CANCER is seen by many of the population as a death sentence but new research led by Scottish scientists suggests that heart failure carries a higher risk of fatality.

Researchers at the University of Aberdeen, in collaboration with the Universities of Keele, Manchester and East Anglia, found that five years after being diagnosed, male patients with heart failure were at much greater risk of dying than patients with the most common types of cancer.

The database study published yesterday in the European Journal of Heart Failure found that five years after diagnosis, men with heart failure had a 64 per cent greater risk of dying than men diagnosed with prostate cancer and a 14 per cent greater risk of dying than those diagnosed with bladder cancer. In women, those diagnosed with heart failure had 82 per cent greater risk of dying than those women diagnosed with breast cancer.
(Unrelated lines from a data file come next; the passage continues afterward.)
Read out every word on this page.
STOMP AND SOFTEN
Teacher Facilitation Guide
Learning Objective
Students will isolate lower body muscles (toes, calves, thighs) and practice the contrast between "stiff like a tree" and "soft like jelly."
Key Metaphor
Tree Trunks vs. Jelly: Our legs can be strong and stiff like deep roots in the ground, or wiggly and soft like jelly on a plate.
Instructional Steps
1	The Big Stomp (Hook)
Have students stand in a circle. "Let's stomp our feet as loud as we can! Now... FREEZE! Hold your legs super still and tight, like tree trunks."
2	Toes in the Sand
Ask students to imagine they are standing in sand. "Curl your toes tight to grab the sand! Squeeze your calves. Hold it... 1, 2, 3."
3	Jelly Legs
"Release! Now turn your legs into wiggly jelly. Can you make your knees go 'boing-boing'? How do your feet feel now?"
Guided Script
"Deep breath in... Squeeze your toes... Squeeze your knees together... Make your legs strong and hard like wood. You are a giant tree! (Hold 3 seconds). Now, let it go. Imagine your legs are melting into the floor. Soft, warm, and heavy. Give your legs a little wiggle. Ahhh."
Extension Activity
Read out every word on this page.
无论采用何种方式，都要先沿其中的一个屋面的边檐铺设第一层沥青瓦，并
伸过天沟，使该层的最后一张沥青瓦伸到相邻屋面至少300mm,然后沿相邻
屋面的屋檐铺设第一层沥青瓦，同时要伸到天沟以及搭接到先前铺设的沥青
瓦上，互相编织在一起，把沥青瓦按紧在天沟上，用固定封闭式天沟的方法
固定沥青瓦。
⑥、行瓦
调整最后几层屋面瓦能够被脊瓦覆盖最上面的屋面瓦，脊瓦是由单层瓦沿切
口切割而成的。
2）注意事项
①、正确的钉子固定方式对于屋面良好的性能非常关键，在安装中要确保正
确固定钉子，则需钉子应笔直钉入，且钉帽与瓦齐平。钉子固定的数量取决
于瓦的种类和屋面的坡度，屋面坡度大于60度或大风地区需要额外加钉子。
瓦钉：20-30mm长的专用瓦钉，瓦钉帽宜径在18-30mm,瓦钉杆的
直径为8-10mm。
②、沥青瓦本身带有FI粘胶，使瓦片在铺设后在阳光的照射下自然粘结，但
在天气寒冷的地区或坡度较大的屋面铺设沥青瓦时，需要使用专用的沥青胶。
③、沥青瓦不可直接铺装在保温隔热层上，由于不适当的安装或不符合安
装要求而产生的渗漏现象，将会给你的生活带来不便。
The study involved data about more than 56,000 people between 2000 and 2011 from 393 general practices in Scotland. It is the first study of its kind to compare the effects of heart failure and cancer in the primary care setting for men and women separately. The data were drawn from the source which included patient information for approximately a third of the Scottish population and represented a mixture of age, gender and socioeconomic status.

Heart failure describes a condition where the heart does not pump blood around the body as well as it should and between one and two per cent of the general population is affected by this condition.

An Aberdeen University spokesman said: “It is very common for those with heart failure to have a simultaneous or “co-morbid” illness and in this study only 5.5 per cent of those with heart failure did not have another disease as well, compared to 20 to 38 per cent of cancer patients.

“The results of this study suggest that successful treatment of heart failure should also consider treating the secondary illness.”

Professor Phyo Kyaw Myint of Aberdeen University said: “Patients with heart failure also have other co-morbid diseases, and therefore understanding of outcome in this patient group is important for clinicians. Observational studies are important in clinical research because clinical trials do not include the typical older people we manage in day-to-day clinical practice.”